To time and compare two functions, we load the relevant packages
library("bench")
library("digest")
library("tidyverse")
then we call the mark()
function and compare the md5
with the sha1
hash
value = 1234
mark(check = FALSE,
md5 = digest(value, algo = "md5"),
sha1 = digest(value, algo = "sha256")) %>%
select(expression, median)
## # A tibble: 2 x 2
## expression median
## <bch:expr> <bch:tm>
## 1 md5 50.2µs
## 2 sha1 50.9µs
The resulting tibble
object, contains all the timing information. For simplicity, we’ve just selected the expression and median time.
More advanced {bench}
Of course, it’s more likely that you’ll want to compare more than two things. You can compare as many function calls as you want with mark()

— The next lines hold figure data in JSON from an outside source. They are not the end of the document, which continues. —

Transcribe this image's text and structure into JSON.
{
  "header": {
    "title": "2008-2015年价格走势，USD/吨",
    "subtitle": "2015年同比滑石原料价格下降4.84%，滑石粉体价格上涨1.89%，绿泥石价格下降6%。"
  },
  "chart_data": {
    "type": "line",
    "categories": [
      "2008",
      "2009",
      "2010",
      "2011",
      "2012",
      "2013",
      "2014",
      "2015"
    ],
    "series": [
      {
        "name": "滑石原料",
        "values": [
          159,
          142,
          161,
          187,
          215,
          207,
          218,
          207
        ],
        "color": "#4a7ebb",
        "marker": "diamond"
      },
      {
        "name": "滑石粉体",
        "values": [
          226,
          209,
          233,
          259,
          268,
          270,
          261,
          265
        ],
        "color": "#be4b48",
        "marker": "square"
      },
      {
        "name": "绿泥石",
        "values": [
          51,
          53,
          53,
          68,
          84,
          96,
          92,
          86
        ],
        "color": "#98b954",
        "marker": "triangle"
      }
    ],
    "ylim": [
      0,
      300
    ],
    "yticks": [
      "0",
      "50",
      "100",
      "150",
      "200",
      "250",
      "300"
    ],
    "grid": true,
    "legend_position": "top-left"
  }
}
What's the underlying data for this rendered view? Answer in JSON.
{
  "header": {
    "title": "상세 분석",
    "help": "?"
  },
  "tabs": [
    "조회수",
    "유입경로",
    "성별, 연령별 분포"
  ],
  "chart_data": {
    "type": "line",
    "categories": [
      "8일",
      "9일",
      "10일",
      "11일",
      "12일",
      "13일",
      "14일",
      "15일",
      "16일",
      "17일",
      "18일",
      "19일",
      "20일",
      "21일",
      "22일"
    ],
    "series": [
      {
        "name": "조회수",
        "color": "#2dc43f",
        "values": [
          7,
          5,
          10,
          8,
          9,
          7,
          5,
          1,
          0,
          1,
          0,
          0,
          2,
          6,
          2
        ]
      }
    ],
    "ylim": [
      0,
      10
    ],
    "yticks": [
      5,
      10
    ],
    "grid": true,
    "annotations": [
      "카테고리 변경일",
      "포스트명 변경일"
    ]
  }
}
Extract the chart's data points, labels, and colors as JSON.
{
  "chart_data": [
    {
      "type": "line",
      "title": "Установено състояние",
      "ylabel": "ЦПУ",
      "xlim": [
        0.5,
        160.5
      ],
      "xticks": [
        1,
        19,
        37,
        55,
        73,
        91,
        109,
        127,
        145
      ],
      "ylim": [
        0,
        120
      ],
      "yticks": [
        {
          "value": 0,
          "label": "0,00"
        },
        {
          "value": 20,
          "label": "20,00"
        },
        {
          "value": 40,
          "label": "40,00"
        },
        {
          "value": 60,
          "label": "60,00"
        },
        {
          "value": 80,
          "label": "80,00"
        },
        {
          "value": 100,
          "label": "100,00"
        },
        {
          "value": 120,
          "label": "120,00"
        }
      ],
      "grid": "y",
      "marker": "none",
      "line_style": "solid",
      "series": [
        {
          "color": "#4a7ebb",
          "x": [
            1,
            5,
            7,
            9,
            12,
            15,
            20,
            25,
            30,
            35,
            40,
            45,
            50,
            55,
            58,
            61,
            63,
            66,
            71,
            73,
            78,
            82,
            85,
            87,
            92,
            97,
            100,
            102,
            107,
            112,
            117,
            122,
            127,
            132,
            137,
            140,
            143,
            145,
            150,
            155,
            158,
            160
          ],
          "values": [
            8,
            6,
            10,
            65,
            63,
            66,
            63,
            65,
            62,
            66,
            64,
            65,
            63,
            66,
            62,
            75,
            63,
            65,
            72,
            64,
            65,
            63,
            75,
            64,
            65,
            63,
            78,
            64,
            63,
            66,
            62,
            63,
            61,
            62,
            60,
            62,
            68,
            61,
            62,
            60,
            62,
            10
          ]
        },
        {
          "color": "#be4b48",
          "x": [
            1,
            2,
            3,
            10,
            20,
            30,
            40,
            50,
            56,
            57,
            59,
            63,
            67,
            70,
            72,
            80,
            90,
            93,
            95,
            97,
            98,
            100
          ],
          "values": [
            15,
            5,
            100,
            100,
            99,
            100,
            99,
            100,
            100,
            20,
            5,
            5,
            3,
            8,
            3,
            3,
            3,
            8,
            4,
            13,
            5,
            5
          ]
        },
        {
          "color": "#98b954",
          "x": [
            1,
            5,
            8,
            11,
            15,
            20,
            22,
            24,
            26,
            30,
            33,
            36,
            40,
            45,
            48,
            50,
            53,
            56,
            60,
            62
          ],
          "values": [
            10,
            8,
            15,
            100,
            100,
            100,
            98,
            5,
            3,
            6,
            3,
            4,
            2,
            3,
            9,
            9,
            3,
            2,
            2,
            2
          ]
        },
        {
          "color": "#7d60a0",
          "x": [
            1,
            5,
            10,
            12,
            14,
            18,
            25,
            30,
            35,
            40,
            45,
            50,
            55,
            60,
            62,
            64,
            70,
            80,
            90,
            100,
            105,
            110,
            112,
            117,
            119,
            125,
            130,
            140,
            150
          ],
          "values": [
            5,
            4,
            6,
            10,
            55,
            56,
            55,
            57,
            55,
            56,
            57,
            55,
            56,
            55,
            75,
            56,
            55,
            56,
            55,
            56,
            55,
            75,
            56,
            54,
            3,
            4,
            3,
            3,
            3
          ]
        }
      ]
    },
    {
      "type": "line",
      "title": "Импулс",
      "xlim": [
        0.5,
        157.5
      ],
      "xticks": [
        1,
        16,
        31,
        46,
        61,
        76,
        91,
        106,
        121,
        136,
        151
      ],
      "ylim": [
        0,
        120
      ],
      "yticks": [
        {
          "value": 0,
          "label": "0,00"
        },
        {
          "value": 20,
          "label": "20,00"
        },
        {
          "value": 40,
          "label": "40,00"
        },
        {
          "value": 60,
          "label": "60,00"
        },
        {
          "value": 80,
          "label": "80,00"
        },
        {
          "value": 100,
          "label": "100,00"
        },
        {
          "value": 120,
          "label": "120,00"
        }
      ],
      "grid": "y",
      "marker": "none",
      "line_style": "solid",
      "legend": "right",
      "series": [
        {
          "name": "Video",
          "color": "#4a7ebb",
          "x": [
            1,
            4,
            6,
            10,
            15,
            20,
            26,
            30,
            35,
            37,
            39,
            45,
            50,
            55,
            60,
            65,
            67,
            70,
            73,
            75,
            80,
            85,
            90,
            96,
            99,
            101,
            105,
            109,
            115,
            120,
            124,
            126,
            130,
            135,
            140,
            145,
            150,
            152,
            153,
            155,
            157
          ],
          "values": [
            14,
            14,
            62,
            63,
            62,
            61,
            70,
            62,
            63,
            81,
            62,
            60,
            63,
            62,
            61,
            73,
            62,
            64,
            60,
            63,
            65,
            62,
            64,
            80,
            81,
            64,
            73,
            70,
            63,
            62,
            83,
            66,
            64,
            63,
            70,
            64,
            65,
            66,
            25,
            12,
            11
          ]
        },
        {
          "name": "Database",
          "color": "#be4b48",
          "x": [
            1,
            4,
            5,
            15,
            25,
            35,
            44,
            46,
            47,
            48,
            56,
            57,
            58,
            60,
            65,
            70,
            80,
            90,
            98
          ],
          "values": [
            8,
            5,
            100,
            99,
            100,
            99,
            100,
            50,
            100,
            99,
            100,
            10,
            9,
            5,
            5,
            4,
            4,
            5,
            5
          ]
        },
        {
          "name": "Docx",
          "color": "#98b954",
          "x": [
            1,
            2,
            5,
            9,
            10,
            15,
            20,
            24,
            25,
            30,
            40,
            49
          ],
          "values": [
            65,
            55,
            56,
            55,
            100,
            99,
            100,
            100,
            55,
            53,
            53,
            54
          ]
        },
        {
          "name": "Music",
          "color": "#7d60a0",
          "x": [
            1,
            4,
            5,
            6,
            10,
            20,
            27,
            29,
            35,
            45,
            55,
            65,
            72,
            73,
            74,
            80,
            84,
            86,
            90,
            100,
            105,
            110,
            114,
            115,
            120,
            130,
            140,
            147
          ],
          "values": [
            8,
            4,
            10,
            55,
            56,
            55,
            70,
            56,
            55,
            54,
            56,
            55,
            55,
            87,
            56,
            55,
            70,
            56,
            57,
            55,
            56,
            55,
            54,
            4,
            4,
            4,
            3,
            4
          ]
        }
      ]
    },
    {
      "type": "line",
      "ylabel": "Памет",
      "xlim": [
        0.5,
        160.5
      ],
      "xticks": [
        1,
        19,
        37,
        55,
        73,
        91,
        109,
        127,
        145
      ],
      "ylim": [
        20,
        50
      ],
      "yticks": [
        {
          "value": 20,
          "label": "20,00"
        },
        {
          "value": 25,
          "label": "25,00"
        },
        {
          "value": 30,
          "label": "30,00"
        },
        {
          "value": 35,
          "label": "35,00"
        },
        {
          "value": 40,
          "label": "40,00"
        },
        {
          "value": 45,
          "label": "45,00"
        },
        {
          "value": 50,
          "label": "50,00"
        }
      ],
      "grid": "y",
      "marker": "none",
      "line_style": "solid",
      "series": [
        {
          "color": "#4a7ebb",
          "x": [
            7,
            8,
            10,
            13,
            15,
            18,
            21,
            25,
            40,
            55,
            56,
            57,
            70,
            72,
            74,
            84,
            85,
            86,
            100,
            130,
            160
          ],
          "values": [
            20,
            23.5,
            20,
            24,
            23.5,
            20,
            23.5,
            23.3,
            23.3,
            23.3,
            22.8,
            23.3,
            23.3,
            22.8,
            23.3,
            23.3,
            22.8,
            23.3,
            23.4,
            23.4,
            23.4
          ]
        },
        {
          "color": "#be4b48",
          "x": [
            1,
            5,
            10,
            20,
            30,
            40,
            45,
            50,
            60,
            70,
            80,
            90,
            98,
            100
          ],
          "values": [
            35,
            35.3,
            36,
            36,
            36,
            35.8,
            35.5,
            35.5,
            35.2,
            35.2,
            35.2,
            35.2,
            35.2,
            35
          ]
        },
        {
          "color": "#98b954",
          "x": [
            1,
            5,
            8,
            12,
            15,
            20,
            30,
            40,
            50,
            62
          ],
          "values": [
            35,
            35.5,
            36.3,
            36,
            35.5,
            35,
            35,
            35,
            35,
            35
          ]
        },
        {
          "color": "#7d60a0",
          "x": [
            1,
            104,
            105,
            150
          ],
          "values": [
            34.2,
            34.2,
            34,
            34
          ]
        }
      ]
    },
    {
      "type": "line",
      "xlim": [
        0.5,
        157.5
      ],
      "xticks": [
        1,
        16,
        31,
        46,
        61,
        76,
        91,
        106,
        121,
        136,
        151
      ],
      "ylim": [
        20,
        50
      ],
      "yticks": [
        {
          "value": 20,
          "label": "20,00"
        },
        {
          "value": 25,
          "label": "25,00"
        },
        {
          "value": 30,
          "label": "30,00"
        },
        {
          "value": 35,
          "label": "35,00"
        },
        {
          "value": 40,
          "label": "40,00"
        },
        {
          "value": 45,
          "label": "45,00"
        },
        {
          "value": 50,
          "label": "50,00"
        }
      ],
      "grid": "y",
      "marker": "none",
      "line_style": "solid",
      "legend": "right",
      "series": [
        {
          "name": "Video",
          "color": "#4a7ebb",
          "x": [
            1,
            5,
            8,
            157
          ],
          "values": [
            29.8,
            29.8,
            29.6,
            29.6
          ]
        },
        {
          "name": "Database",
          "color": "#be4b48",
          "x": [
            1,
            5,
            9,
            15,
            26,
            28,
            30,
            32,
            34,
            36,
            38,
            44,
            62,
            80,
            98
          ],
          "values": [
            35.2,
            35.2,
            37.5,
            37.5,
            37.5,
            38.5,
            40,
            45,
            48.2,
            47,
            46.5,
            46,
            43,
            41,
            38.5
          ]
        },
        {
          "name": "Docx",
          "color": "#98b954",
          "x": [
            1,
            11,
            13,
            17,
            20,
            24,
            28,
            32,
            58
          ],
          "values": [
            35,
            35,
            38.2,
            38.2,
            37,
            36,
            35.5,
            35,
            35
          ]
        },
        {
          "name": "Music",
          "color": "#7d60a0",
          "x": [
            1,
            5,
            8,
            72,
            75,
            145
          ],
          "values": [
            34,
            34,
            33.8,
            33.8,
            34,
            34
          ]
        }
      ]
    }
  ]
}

, as we’ll demonstrate in the following example. It’s probably more likely that you’ll want to compare these function calls against more than one value. For example, in the {digest} package there are eight different algorithms. Ranging from the standard md5
to the newer xxhash64
methods. To compare times, we’ll generate n = 20
random character strings of length N = 10,000
. This can all be wrapped up in the single function press()
function call from the {bench} package:
N = 1e4
results = suppressMessages(
bench::press(
value = replicate(n = 20, paste0(sample(LETTERS, N, replace = TRUE), collapse = "")),
{
bench::mark(
iterations = 1, check = FALSE,
md5 = digest(value, algo = "md5"),
sha1 = digest(value, algo = "sha1"),
crc32 = digest(value, algo = "crc32"),
sha256 = digest(value, algo = "sha256"),
sha512 = digest(value, algo = "sha512"),
xxhash32 = digest(value, algo = "xxhash32"),
xxhash64 = digest(value, algo = "xxhash64"),
murmur32 = digest(value, algo = "murmur32")
)
}
)
)
The tibble results
contain timing results. But it’s easier to work with relative timings. So we’ll rescale
rel_timings = results %>%
unnest() %>%
select(expression, median) %>%
mutate(expression = names(expression)) %>%
distinct() %>%
mutate(median_rel = unclass(median/min(median)))
Then plot the results, ordered by slowed to largest
ggplot(rel_timings) +
geom_boxplot(aes(x = fct_reorder(expression, median_rel), y = median_rel)) +
theme_minimal() +
ylab("Relative timings") + xlab(NULL) +
ggtitle("N = 10,000") + coord_flip()
The sha256
algorithm is about three times slower than the xxhash32
method. However, it’s worth bearing in mind that although it’s relatively slower, the absolute times are very small
rel_timings %>%
group_by(expression) %>%
summarise(median = median(median)) %>%
arrange(desc(median))
## # A tibble: 8 x 2
## expression median
## <chr> <bch:tm>
## 1 sha256 171.2µs
## 2 sha1 112.6µs
## 3 md5 109.5µs
## 4 sha512 108.4µs
## 5 crc32 91µs
## 6 xxhash64 85.1µs
## 7 murmur32 82.1µs
## 8 xxhash32 77.6µs
It’s also worth seeing how the results vary according to the size of the character string N
.
Regardless of the value of N
, the sha256
algorithm is consistently in the slowest.
Conclusion
R is going the way of “tidy” data. Though it wasn’t the focus of this blog post, I think that the {bench} package is as good as other timing packages out there. Not only that, but it fits in with the whole “tidy” data thing. Two birds, one stone.